Friday, November 18, 2011

Derrida on love

One of the first questions one can pose is the question of the difference between the who and the what. Is love the love of someone or the love of some things? Okay, supposing I loved someone. Do I love someone for the absolute singularity of who they are? “I love you because you are you”. Or do I love your qualities, your beauty, your intelligence? Does one love someone, or does love something about someone? The difference between the who and the what at the heart of love, separates the heart.

It is often said that love is the movement of the heart. Does my heart move because I love someone who is an absolute singularity, or because I love the way that someone is? Often, love starts with some type of seduction. One is attracted because the other is like this or like that. Inversely, love is disappointed and dies when one comes to realize the other person doesn’t merit our love. The other person isn’t like this or like that. So at the death of love, it appears that one stops loving another not because of who they are, but because they are such and such. That is to say, the history of love, the heart of love, is divided between the who and the what.
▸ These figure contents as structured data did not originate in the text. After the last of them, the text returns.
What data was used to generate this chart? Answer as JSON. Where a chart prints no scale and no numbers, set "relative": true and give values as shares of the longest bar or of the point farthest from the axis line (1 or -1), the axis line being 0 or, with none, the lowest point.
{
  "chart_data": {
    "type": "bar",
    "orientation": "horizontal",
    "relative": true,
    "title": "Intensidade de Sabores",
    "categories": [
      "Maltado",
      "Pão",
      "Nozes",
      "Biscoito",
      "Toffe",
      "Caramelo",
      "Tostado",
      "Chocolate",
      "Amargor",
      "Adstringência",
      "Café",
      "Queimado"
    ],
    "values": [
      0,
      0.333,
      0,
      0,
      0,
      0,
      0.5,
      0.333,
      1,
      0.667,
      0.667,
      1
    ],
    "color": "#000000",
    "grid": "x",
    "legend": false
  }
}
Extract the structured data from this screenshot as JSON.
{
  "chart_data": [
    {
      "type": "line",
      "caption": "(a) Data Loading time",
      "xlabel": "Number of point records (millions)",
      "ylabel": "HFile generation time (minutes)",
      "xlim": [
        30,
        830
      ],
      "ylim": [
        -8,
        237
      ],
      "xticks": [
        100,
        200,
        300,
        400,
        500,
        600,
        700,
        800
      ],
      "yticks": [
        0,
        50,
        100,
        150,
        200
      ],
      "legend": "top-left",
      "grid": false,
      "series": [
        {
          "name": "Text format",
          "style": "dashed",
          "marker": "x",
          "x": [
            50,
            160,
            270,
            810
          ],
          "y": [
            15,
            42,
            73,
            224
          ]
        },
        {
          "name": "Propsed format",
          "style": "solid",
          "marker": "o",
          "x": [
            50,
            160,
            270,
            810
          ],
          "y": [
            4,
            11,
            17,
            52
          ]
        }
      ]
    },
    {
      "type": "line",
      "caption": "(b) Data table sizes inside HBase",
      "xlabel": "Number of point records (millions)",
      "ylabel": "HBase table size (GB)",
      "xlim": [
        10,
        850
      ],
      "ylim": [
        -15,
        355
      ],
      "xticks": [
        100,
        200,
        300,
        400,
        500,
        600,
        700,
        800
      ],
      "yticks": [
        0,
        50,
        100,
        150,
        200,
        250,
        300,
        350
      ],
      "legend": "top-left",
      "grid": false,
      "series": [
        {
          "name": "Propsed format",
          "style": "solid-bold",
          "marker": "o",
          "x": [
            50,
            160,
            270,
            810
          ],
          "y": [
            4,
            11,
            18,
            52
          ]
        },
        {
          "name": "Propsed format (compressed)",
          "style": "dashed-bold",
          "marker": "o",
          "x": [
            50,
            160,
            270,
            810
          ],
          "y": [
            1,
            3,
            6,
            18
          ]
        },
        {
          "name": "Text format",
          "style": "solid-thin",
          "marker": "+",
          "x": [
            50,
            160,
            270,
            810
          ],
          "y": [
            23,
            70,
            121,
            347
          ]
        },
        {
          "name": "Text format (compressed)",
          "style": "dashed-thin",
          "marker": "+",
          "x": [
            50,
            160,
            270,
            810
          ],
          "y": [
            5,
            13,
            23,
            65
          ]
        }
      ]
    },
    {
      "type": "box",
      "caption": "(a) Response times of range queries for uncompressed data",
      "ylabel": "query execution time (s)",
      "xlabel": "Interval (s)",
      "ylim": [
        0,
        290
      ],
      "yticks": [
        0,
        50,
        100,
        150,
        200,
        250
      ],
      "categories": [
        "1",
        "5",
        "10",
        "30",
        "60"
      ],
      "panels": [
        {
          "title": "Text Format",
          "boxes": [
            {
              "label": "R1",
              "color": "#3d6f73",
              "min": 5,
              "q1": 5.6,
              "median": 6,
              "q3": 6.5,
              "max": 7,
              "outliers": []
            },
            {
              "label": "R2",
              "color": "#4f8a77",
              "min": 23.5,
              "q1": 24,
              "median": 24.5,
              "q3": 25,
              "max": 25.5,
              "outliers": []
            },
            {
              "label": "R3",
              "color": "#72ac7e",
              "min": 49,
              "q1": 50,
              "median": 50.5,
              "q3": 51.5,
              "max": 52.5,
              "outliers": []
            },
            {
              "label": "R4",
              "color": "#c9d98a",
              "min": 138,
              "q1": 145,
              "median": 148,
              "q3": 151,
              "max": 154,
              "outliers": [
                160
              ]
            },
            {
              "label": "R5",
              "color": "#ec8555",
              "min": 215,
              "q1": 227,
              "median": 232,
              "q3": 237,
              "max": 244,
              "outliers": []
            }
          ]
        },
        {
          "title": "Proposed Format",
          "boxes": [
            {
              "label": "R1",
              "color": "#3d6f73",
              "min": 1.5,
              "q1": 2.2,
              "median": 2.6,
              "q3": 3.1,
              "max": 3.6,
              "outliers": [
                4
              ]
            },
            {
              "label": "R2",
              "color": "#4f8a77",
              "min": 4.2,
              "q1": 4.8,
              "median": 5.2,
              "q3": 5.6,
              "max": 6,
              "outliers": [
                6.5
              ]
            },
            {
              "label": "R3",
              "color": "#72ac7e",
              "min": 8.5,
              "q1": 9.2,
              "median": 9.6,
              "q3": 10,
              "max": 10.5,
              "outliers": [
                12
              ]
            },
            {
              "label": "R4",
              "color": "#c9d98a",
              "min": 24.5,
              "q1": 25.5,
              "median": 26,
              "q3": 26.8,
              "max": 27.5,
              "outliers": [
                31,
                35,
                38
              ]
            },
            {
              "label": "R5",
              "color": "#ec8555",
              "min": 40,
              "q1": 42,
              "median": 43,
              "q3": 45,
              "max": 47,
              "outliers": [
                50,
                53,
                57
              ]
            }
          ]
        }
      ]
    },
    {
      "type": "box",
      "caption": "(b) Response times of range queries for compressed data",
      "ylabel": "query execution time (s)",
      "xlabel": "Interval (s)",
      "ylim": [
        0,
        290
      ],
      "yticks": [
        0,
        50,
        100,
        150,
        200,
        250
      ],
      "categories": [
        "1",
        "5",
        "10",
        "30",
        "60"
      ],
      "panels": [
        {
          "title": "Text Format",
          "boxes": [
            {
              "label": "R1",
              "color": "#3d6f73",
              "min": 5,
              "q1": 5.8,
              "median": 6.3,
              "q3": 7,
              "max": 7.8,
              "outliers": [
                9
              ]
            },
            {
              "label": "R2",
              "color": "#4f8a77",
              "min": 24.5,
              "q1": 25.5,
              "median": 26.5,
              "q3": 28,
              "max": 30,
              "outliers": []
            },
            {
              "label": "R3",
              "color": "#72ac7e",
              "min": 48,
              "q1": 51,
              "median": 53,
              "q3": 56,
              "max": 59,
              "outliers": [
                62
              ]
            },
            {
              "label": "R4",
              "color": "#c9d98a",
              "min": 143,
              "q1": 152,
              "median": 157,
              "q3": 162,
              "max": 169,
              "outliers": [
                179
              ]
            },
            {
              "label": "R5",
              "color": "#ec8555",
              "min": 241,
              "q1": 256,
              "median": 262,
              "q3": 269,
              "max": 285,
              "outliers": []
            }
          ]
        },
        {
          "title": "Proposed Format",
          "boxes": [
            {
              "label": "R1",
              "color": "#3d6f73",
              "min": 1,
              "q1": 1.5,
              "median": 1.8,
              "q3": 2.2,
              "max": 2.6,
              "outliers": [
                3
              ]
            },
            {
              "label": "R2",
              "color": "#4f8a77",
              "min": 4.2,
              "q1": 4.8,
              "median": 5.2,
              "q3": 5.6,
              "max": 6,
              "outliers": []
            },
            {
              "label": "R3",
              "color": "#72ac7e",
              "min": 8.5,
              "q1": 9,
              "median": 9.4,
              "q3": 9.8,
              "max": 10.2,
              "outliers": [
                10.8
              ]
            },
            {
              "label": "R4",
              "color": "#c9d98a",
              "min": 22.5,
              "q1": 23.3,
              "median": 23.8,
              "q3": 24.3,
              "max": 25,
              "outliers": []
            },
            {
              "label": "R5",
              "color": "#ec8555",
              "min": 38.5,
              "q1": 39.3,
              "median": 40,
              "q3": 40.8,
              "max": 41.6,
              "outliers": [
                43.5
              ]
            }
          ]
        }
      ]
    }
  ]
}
The question of Being - to return to philosophy – because the first question of philosophy is: What is it “to Be?” What is being? The question of Being is itself always already divided between who and what. Is “Being” someone or some thing? I speak of it abstractly, but I think that whoever starts to love, is in love, or stops loving, is caught between this division of the who and the what. One wants to be true to someone – singularly, irreplaceably – and one perceives that this someone isn’t x or y. They didn’t have the qualities, properties, the images, that I thought I’d loved. So fidelity is threatened by the difference between the who and the what.

(This excerpt is taken from the film about Jacques Derrida called "Derrida".)